Here
is the human recipe: Body and soul; soul
and body: a psychosomatic unity. Not body only, as the physicalists assert;
and not spirit only, as the Gnostics and Platonists wish to assert, and would,
if only reality permitted.
We
humans are body and spirit. Any of us
with even a modicum of self-awareness knows that whenever we look carefully at
ourselves, we are not explained solely by flesh or without it. In us, there is flesh and more. We have both a physical and non-physical dimension
to our lives, neither of which could be eliminated without eliminating us.
I do not have a body; I am a body.
I do not have a soul; I am a soul.
If you think you have a body
or a soul, what exactly is the you that has it?
It’s not a question of having but of being. Delete either body or soul and I am deleted. That is why the creed affirms the
resurrection of the body in opposition to the gnostic heresies, which despised
the body. I will not resurrect merely as
a disembodied soul. I will resurrect
complete -- both body and soul -- as did Christ. The resurrection brings life to me, and me to
life, all of me, both what is physical and what is not. From which I learn this: body is not junk, not something merely to be
tossed blithely aside as the Gnostics would do.

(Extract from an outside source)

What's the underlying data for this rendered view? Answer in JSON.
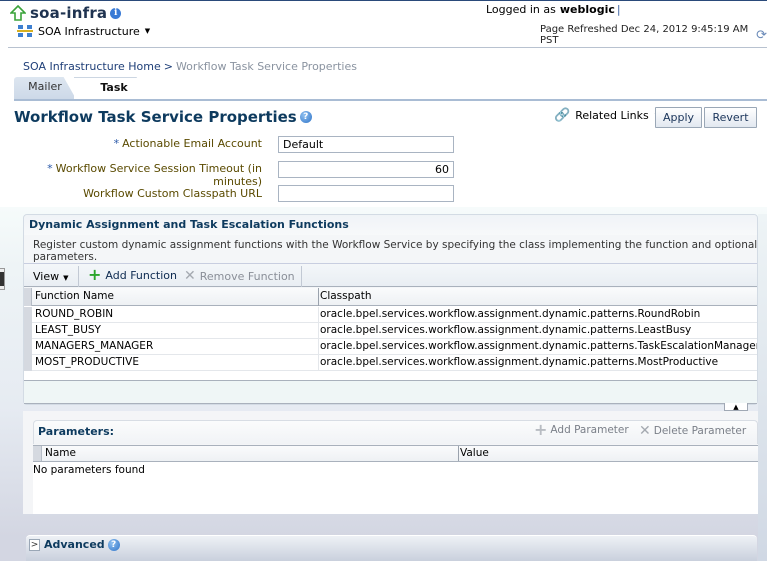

Nor is spirit; something to be tossed blithely aside as the physicalists
would do, folks who assert that the spirit cannot be real because it leaves no
physical footprint, no laboratory trace -- as if that were the sort evidence you looked for when you looked for
soul.
Consider
this evidence: the testimony of
humanity, by their millions and billions, across the millennia, in a hundred ways
and in a hundred languages and a hundred means-- by word, song, and painting --
testifying that soul is real, and is real whether you are ancient, medieval or
modern, whether you are eastern or western, northern or southern, young or old,
rich or poor, learned or ignorant, primitive or technological. The testimony is not universal, but nearly so. It is only nearly universal because some
among us have so little self-knowledge and self-awareness that they do not
recognize even their own spirit, even their own soul. So they conclude, arrogantly enough, that the
problem lies with nearly universal humanity at large, and not with them. Because they are blind, they think all others
delusional, seeing things that just aren’t there.
If
99% of the witnesses testify that they saw X, witnesses from all across the
human spectrum, and if 1% did not, I could not conclude that X is a
delusion. I’d more likely conclude that
about non-X. Quibble with the
percentages if you like. We don’t have
exact numbers. But the differences are
so great that quibbling won’t help. Even
if it’s 98-2 or 93-7, the same result follows.